Lampedusa, Agrigento, Italie, 15 septembre 2023, où plusieurs milliers personnes sont arrivées sur l’île en quelques jours. Alec Tassi

Pourtant, les comportements démographiques de familles avec un grand nombre d’enfants, y compris africaines, sont amenés à changer. Aucune région de monde ne fait, en effet, exception à la tendance mondiale à la diminution des naissances, comme l’analysent les démographes Gilles Pison et Youssef Courbage.

D’autre part, le lien entre croissance de la population et migration vers l’Europe reste à démontrer : la moitié des Africains en migrations se dirigent vers d’autres espaces de leur continent, une autre partie se dirige vers le Golfe arabo-persique, une autre encore vers les États-Unis ou la Chine. L’idée que les Africains (et les autres migrants) viendraient chercher en Europe un État-providence développé n’est pas démontrée, car ce ne sont pas les pays qui offrent le plus de prestations sociales qui attirent le plus, mais ceux qui proposent un imaginaire de réussite ou une proximité linguistique avec les personnes migrantes, à l’image des États-Unis ou du Royaume-Uni.

« L’immigration est coûteuse et remplace les travailleurs locaux »

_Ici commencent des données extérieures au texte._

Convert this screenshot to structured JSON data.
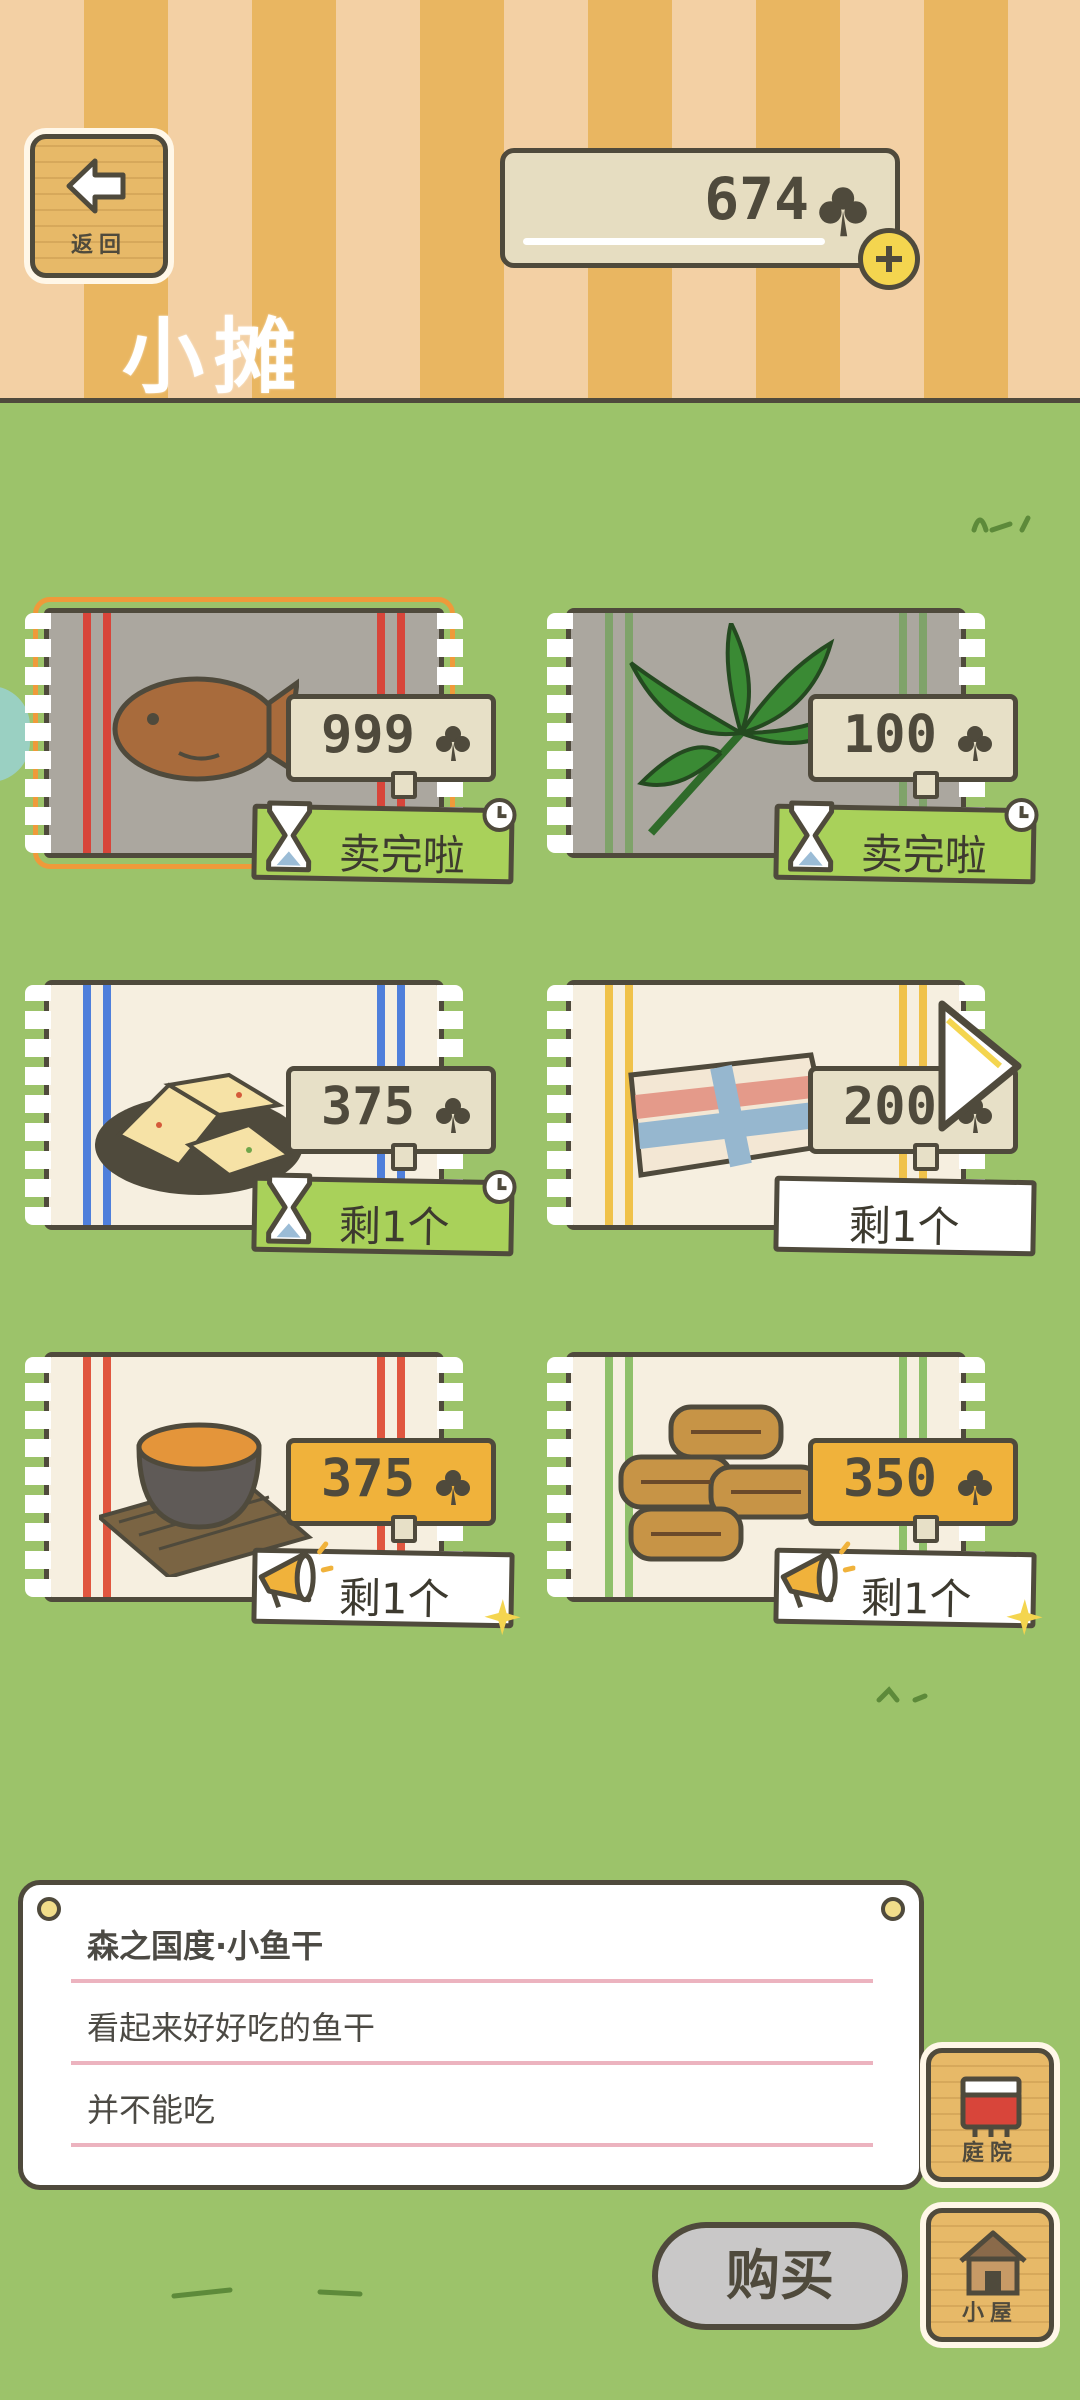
{
  "header": {
    "back_label": "返回",
    "title": "小摊",
    "coins": "674",
    "currency_icon": "clover-icon"
  },
  "items": [
    {
      "price": "999",
      "status": "卖完啦",
      "status_style": "sold-out",
      "badge_icon": "hourglass-icon",
      "mat": "gray",
      "food": "dried-fish-icon",
      "selected": true
    },
    {
      "price": "100",
      "status": "卖完啦",
      "status_style": "sold-out",
      "badge_icon": "hourglass-icon",
      "mat": "gray",
      "food": "bamboo-leaf-icon",
      "selected": false
    },
    {
      "price": "375",
      "status": "剩1个",
      "status_style": "limited",
      "badge_icon": "hourglass-icon",
      "mat": "cream",
      "food": "scallion-bread-icon",
      "selected": false
    },
    {
      "price": "200",
      "status": "剩1个",
      "status_style": "plain",
      "badge_icon": "",
      "mat": "cream",
      "food": "folded-cloth-icon",
      "selected": false
    },
    {
      "price": "375",
      "status": "剩1个",
      "status_style": "promo",
      "badge_icon": "megaphone-icon",
      "mat": "cream",
      "food": "soup-bowl-icon",
      "selected": false
    },
    {
      "price": "350",
      "status": "剩1个",
      "status_style": "promo",
      "badge_icon": "megaphone-icon",
      "mat": "cream",
      "food": "roll-cake-icon",
      "selected": false
    }
  ],
  "info": {
    "name": "森之国度·小鱼干",
    "line1": "看起来好好吃的鱼干",
    "line2": "并不能吃"
  },
  "actions": {
    "buy_label": "购买",
    "yard_label": "庭院",
    "house_label": "小屋"
  },
  "colors": {
    "grass": "#9cc36a",
    "stripe_light": "#f3d0a4",
    "stripe_dark": "#e9b661",
    "outline": "#4f4a3c",
    "price_highlight": "#f0b23b",
    "status_green": "#a9d15a"
  }
}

Les analyses économiques montrent que le marché du travail national est très segmenté et que les migrants sont rarement en situation de concurrence avec les nationaux. Ceux-ci bénéficient de surcroît de certains emplois protégés, réservés aux nationaux ou aux citoyens européens (notamment dans la fonction publique et dans certaines professions régies par les ordres professionnels).

Les derniers venus occupent ainsi les métiers pénibles, dangereux, sales, mal payés, soumis aux intempéries ou travaux périodiques, surtout s’ils sont en situation irrégulière. Même en temps de crise, le marché du travail n’atteint pas le niveau de flexibilité qui amènerait les nationaux à occuper les emplois des migrants. Restent, par ailleurs, des métiers, qualifiés et non qualifiés, non pourvus par les nationaux comme dans le cas des médecins de campagne, des métiers spécialisés de la construction, de la maintenance informatique, de l’hôtellerie, de la garde des personnes âgées et des jeunes enfants, ou encore de l’agriculture.

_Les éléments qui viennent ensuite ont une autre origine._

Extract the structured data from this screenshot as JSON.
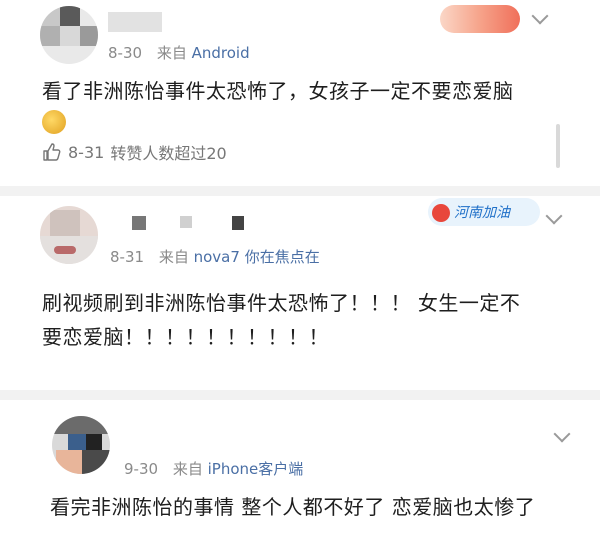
{
  "comments": [
    {
      "date": "8-30",
      "source_prefix": "来自",
      "source": "Android",
      "text": "看了非洲陈怡事件太恐怖了，女孩子一定不要恋爱脑",
      "like_row": {
        "date": "8-31",
        "text": "转赞人数超过20"
      }
    },
    {
      "date": "8-31",
      "source_prefix": "来自",
      "source": "nova7 你在焦点在",
      "badge": "河南加油",
      "text_line1": "刷视频刷到非洲陈怡事件太恐怖了！！！ 女生一定不",
      "text_line2": "要恋爱脑！！！！！！！！！！"
    },
    {
      "date": "9-30",
      "source_prefix": "来自",
      "source": "iPhone客户端",
      "text": "看完非洲陈怡的事情 整个人都不好了 恋爱脑也太惨了"
    }
  ],
  "colors": {
    "source_link": "#4a6fa5",
    "meta": "#8a8a8a",
    "separator": "#f2f2f2"
  }
}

Les immigrés contribuent également à accroître le nombre des actifs dans l’ensemble de la population : il y a parmi eux moins de très jeunes et de retraités. Arrivant dans leur pays d’accueil à l’âge adulte, ils ne lui ont ainsi rien coûté quant à leur éducation et leur formation jusqu’à l’âge de leur majorité. Une partie d’entre eux repart, par ailleurs, au pays à l’âge de la retraite, ce qui diminue fortement le coût de leur grand âge.

Si les personnes immigrées reçoivent des prestations sociales, elles versent aussi des impôts, directs et indirects. Une fois passés les effets de court terme de la migration, liés à l’adaptation et à la langue, les nouveaux entrants stimulent l’activité économique et créent à leur tour de nouvelles activités, élargissant à la fois le marché de l’emploi et celui de la consommation. Dans l’ensemble, la hausse des recettes publiques liée à l’arrivée des immigrés est plus importante que celle des dépenses publiques.

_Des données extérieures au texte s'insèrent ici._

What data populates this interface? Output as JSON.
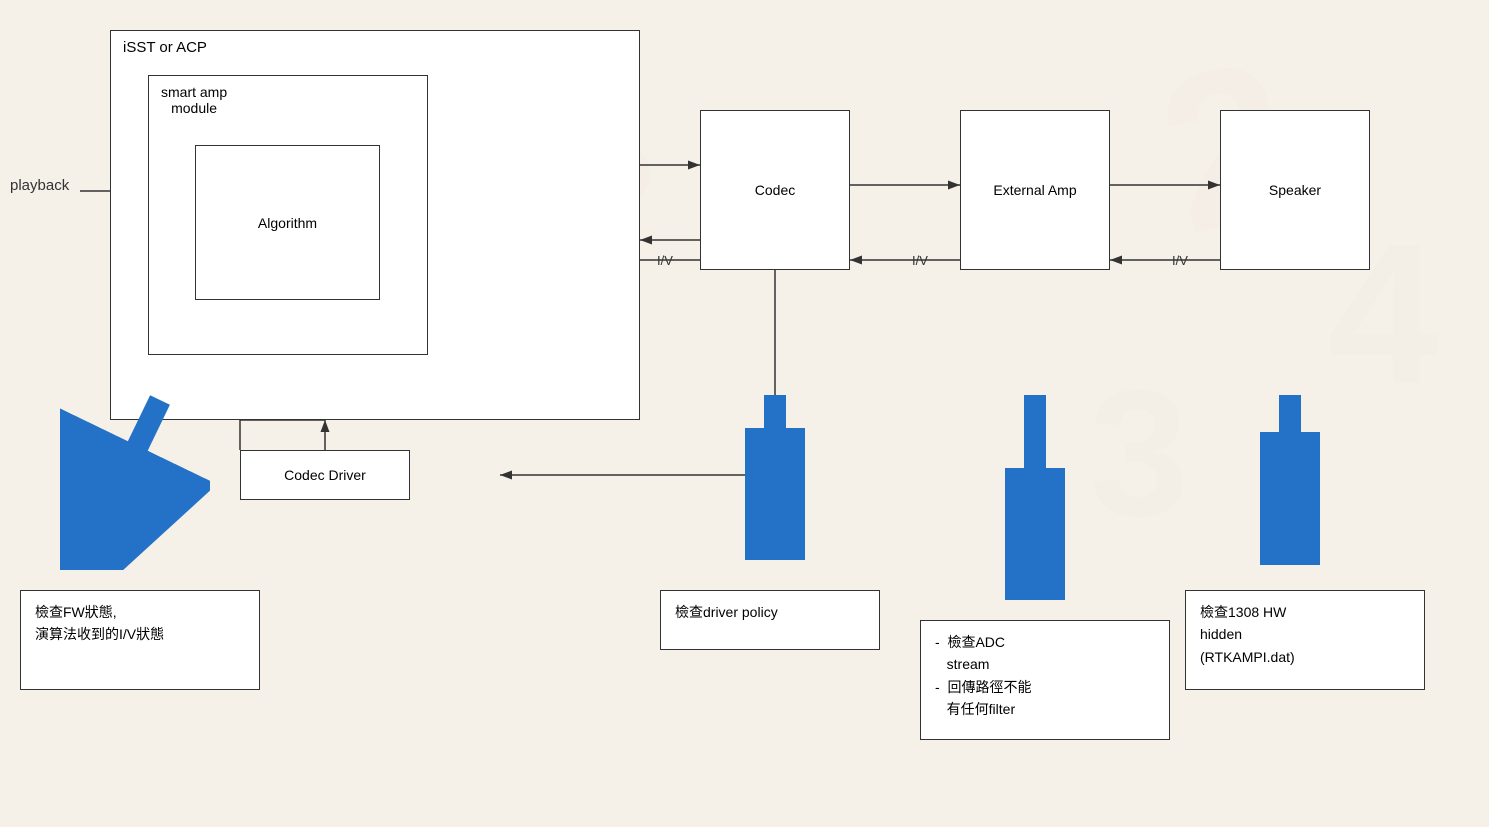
{
  "diagram": {
    "background_color": "#f5f0e8",
    "playback_label": "playback",
    "boxes": {
      "outer_big": {
        "label": "iSST or ACP",
        "label_pos": "top-left"
      },
      "smart_amp": {
        "label": "smart amp\nmodule"
      },
      "algorithm": {
        "label": "Algorithm"
      },
      "codec": {
        "label": "Codec"
      },
      "external_amp": {
        "label": "External\nAmp"
      },
      "speaker": {
        "label": "Speaker"
      },
      "codec_driver": {
        "label": "Codec Driver"
      }
    },
    "iv_labels": [
      "I/V",
      "I/V",
      "I/V"
    ],
    "info_boxes": {
      "left": {
        "lines": [
          "檢查FW狀態,",
          "演算法收到的I/V狀態"
        ]
      },
      "center": {
        "lines": [
          "檢查driver policy"
        ]
      },
      "right_mid": {
        "lines": [
          "- 檢查ADC",
          "  stream",
          "- 回傳路徑不能",
          "  有任何filter"
        ]
      },
      "right": {
        "lines": [
          "檢查1308 HW",
          "hidden",
          "(RTKAMPI.dat)"
        ]
      }
    }
  }
}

Enfin, il est bon de rappeler que les flux migratoires vers la France sont principalement constitués d’étudiants, suivis par les demandeurs d’asile, les personnes bénéficiant du regroupement familial et, enfin seulement, les travailleurs. C’est également le cas pour l’Europe.

« Générosité » du système social français et « appel d’air »

En France, les étrangers sont davantage représentés parmi les bénéficiaires de la protection sociale (RMI, RSA, allocations familiales, aide médicale d’État [AME], aide au logement) que les nationaux. Ils sont en revanche moins souvent bénéficiaires des allocations d’assurance maladie et d’assurance vieillesse. Leurs retraites sont, par ailleurs, souvent plus modestes en raison de parcours professionnels plus courts et moins linéaires que les nationaux.

Le débat sur l’aide médicale d’État, destinée à offrir des soins d’urgence aux sans-papiers, a eu le mérite de mettre en évidence l’importance sanitaire de cette mesure, qu’il n’est pas sans risque pour la santé publique de supprimer. Le montant de cette dernière n’a, d’autre part, progressé que très modérément depuis quinze ans, en proportion du nombre des demandeurs (de 800 000 à un milliard d’euros).

Une fois ces chiffres donnés, l’attrait des prestations sociales, médicales et des services publics est-il décisif pour les migrants ? Ceux-ci sont souvent relativement jeunes et ne viennent ni pour la sécurité sociale ni pour la retraite, mais pour travailler ou pour fuir la guerre et l’absence d’espoir qui minent leurs pays, comme le montrent toutes les enquêtes de terrain. La plupart d’entre eux acceptent plus volontiers des métiers déqualifiés sans lien avec leur formation initiale pour gagner plus rapidement de l’argent, rembourser leur voyage et envoyer des fonds à leurs familles.

L’histoire a déjà donné tort aux responsables politiques qui persistent à croire que plus on accueille mal les migrants, moins ceux-ci choisissent de se rendre en un lieu donné. Malgré les conditions de vie dramatiques des occupants de la « jungle » de Calais – démantelée en 2016 – et des autres campements sur la côte du Pas-de-Calais, ces lieux restent attractifs en raison de leur proximité avec le Royaume-Uni.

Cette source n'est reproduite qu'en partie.